The visit to AFRICOM was the culmination of a weeklong trip where James made stops in Morocco, Egypt and Djibouti, among other locations.

Throughout the day, James met with AFRICOM senior leaders and was briefed on a variety of missions and programs. But it was a luncheon with about 30 Airmen from across the Stuttgart community that gave James the kind of opportunity she enjoys most about her job: a chance to be engaged with the men and women with whom she proudly serves.

“It’s an honor to be here today so I can thank you for all you do in support of our military, because what you’re doing is making a difference,” James said.

Following the luncheon, James met with about 150 Airmen from AFRICOM, U.S. European Command, and Special Operations Commands Europe and Africa during an Airmen’s Call where she addressed questions from the attendees and talked Air Force priorities.

James took time to bring the Airmen up-to-date on the accomplishments and insights she gleaned during a fruitful trip that included visits with senior leaders in Morocco, a first-ever stop at Combined Joint Task Force-Horn of Africa in Djibouti, and completion of the delivery of F-16 Fighting Falcons and an AH-64 Apache gunship to Egypt.

She based the rest of her discussion around her top three priorities: taking care of people, getting the right balance for what we need today and for tomorrow, and making every budget dollar count.
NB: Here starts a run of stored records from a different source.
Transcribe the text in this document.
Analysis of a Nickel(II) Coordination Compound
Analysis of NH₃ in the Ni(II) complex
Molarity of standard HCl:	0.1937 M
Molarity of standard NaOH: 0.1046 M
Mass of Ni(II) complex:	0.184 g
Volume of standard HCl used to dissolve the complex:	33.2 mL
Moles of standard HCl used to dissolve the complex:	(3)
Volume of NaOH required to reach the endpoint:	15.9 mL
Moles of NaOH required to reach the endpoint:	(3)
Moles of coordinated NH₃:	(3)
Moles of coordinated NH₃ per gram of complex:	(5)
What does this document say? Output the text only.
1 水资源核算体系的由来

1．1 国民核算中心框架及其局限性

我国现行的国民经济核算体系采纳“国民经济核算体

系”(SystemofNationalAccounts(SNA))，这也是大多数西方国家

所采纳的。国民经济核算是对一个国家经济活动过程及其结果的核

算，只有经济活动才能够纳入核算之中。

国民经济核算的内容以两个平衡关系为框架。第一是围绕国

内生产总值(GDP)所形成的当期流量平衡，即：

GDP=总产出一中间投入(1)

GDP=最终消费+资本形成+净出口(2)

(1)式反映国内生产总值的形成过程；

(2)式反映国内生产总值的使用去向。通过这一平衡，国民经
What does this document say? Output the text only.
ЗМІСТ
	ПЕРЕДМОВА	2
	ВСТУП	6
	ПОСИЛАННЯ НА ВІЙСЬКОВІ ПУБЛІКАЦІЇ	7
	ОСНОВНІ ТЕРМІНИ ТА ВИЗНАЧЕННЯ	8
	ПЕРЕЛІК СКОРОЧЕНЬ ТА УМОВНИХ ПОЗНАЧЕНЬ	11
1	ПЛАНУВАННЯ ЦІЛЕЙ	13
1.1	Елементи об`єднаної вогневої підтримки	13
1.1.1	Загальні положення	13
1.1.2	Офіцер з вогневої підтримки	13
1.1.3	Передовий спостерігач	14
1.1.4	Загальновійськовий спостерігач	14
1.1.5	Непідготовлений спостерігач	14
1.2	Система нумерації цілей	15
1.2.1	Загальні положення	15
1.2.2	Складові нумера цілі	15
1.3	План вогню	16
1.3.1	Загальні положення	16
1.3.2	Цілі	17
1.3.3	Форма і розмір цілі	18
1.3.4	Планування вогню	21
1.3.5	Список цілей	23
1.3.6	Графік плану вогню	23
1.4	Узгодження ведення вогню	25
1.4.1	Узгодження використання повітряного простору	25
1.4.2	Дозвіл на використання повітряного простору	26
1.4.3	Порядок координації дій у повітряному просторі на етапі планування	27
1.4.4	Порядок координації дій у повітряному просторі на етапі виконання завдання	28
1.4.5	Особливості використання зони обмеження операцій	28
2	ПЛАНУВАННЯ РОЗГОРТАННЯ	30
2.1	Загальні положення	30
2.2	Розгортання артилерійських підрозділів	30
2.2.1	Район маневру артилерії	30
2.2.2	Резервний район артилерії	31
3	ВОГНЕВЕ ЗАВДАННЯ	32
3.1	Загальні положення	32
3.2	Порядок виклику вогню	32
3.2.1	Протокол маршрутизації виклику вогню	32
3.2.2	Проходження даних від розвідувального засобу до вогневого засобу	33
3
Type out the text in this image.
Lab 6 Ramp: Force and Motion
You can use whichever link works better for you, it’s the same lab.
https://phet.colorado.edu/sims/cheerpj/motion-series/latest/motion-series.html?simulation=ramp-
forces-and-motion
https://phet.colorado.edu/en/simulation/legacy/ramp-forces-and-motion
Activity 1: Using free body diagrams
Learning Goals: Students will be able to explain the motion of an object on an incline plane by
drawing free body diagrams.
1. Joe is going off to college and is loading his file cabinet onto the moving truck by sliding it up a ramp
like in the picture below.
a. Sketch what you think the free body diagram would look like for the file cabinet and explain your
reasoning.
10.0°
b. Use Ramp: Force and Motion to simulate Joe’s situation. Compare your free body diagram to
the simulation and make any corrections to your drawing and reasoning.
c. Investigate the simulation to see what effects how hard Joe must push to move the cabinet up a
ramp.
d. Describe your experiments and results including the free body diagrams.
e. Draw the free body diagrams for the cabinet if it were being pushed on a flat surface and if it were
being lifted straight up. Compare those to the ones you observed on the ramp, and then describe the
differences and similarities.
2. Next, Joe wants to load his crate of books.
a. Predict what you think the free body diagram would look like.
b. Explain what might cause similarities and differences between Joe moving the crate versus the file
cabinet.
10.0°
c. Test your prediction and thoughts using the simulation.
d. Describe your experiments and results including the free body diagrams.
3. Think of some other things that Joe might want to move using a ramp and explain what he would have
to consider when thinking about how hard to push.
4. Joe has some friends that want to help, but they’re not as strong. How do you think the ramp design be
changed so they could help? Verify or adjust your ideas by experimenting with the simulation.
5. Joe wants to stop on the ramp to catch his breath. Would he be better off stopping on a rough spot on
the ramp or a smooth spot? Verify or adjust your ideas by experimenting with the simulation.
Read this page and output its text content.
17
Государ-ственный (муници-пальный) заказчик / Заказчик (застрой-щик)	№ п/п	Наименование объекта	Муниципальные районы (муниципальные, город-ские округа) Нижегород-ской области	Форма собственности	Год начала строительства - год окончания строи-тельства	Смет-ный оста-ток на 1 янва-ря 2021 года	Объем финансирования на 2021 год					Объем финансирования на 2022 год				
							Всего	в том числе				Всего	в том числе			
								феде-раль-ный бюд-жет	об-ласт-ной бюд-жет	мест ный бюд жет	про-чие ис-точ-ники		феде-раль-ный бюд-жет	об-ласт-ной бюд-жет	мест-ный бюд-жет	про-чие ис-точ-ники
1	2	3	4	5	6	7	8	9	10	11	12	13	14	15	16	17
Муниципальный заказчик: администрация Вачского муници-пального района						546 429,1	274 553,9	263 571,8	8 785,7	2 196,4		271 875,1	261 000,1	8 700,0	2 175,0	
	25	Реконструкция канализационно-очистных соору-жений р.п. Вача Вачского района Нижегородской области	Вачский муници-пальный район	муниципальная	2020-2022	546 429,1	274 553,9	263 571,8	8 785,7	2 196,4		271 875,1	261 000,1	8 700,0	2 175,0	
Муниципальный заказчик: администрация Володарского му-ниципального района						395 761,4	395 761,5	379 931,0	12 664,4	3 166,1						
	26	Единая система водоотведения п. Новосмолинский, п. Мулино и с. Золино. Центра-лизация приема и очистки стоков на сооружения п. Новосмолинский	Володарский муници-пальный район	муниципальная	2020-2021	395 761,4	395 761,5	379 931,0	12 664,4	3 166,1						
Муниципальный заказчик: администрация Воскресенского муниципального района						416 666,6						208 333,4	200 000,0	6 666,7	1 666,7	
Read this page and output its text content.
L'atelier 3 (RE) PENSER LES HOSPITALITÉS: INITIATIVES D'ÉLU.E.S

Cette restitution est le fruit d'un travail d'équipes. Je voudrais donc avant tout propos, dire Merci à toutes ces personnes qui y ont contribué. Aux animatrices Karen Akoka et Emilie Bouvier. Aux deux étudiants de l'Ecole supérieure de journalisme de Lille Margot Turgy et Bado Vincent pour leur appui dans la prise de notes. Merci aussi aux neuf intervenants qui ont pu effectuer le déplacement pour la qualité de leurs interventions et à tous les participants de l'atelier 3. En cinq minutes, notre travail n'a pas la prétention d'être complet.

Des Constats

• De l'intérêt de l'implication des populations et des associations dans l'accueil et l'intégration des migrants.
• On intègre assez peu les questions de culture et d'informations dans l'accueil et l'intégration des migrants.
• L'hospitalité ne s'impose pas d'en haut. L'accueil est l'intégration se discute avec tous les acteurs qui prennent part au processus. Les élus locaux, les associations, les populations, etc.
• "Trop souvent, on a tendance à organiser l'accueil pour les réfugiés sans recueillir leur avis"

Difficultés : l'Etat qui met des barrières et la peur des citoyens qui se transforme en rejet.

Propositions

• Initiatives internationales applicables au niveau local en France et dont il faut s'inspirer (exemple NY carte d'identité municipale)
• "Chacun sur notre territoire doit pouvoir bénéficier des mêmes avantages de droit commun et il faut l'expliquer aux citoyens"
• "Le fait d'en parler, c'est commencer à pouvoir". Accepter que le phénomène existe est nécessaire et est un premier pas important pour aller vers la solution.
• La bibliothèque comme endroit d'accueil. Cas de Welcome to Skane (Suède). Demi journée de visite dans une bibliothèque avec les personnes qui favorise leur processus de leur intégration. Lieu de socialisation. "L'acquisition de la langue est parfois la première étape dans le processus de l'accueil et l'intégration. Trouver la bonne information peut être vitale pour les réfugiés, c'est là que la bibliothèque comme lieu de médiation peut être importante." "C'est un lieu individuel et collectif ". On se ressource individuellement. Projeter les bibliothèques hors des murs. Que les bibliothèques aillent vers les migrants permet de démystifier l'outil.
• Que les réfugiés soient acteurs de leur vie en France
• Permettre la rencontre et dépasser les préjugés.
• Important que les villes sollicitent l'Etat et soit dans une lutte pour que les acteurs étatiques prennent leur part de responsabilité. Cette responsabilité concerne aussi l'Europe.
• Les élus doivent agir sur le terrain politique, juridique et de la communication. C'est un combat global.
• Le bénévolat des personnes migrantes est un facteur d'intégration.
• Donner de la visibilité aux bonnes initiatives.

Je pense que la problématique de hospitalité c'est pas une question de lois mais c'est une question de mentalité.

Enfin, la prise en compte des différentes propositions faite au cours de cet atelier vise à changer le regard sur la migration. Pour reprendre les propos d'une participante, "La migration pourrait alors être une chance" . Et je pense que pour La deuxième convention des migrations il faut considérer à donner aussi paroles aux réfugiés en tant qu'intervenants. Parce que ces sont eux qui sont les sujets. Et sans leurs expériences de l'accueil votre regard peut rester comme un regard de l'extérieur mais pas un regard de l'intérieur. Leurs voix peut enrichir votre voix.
“It’s challenging when you don’t know what your budget is going to be,” James said, “but we are now fairly certain that we will soon have a two-year budget agreement … and this means stability.”

James also praised Airmen for keeping the Air Force strong despite it being the smallest it has ever been.

“We’re the smallest Air Force we’ve been since the 1990s, and the average age of our aircraft is 28 years, and still, we remain a global power,” she said.